ナーガールジュナはこのテキストの冒頭で、『秘密集会(グヒヤサマージャ)』タントラの根本タントラ第2章「菩提心品」の中で大日如来が述べられている「菩提心句」を示されている。『菩提心の解説』の内容は「菩提心句」の解説であり、主に「究極の菩提心」についての解説書となっている。「究極の菩提心」とは、「世俗の菩提心」に支えられて空性を直観的に理解する意識であるだけでなく、すべての粗いレベルの意識の働きが停止した状態で立ち現れてくる最も微細なレベルの意識に言及されており、原初から存在する光明の心のみがとどまっている状態のことである。
法王は時折解説を加えながら、テキストを速いスピードで読み上げられた。非仏教徒たちの見解に対する説一切有部と経量部による反論の偈、唯識派の見解に対する中観派による反論の偈などについて法王は短く解説を加えられた。そして、すべての現象は、単に名前を与えられたことによって存在しているに過ぎないと主張する中観派の見解について、40偈に関連させて少し詳しくふれられた。
法王はさらに、究極の目的である悟りを得ることを願って利他の実践を熱望する菩提心生起を説く偈や、釈迦十二相(釈尊の生涯の十二の事績。①降兜率(降臨)②入胎 ③誕生(出胎)④技芸熟達 ⑤後宮遊戯(享楽)⑥出家 ⑦六年苦行 ⑧往詣菩提座 ⑨降魔 ⑩成道 ⑪転法輪 ⑫入涅槃)を説く偈などについて解説された。そして、103偈を読まれた。
「これこそが釈尊以来、偉大な導師たちによって伝えられてきた実践であり、私が常に行っている実践です。同じように実践している友人たちもいます。この実践によって人生を意味あるものにすることができるのであり、それが、本当の意味での幸せの源になることでしょう」
次に、法王は集まった人々を菩提心生起の儀式に導いていかれた。
そして最後に、次のように述べられた。
「ここにいる皆さんひとりひとりが、それぞれ10人の友人に、人類はみな同じ人間家族の一員であるということを話し、この考えを分かち合ってください。そしてその10人の友人たちがまた、それぞれ10人の友人にそれを伝えてくれたなら、人間はみな兄弟姉妹であるという考えかたを世界中の人々に広めることができるのです」
法王は、「法話は以上で終わりです」と伝えられたあと、チベット人の若者たちに向けて次のように語られた。
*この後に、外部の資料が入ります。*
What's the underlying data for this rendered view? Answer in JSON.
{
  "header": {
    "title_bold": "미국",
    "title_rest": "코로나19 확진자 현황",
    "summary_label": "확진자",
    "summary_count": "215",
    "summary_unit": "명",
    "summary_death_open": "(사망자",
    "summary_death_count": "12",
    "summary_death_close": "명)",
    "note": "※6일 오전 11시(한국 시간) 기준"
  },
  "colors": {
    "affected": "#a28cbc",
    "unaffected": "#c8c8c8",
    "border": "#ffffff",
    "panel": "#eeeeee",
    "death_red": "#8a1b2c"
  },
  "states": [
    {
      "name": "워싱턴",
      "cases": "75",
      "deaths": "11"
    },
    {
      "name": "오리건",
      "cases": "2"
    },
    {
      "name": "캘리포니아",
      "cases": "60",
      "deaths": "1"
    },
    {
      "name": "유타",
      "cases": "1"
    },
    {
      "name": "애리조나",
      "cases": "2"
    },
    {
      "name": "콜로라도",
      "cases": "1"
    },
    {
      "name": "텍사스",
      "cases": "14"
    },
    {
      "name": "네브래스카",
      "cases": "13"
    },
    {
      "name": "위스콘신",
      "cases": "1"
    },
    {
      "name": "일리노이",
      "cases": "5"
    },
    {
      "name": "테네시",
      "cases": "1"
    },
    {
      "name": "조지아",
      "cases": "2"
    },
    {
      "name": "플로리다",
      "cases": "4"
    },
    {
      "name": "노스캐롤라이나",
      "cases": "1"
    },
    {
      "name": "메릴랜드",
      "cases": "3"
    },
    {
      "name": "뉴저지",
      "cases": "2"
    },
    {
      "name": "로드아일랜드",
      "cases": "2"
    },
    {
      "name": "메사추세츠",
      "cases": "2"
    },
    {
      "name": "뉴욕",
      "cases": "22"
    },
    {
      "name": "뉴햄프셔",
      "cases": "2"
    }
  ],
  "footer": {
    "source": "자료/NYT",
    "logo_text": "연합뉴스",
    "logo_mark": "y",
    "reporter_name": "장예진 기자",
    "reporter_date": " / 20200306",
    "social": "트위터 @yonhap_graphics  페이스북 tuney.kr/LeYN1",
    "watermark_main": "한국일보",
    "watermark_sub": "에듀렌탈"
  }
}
「皆さんのような若者たちが、これらの教えを実践することで、貴重な教えを未来に引き継いでいっていただきたいと思います。私の人生はもう残り少なくなりましたが、その責任を私は皆さんに託したいと思います。皆さんが、私がここであなた方に伝えたことを忘れずに、それを実現してくれることを私は心から願っています。そうすれば、正しい根拠に基づいて仏教の教えを維持していくことで、仏教は末長く繁栄し生き続けることになるでしょう」
その後法王は、本堂の法座にそのまま残られて、参加者たちとの集合写真の撮影に応じられた。最初はタイから訪れた僧院長と僧侶や在家信者たち、次にチベット人学生のすべてのグループ、そして外国からの参加者たちのグループとの集合写真の撮影を終えられると、ご友人や祈りを捧げる人々に挨拶を返しながら法王公邸に戻っていかれた。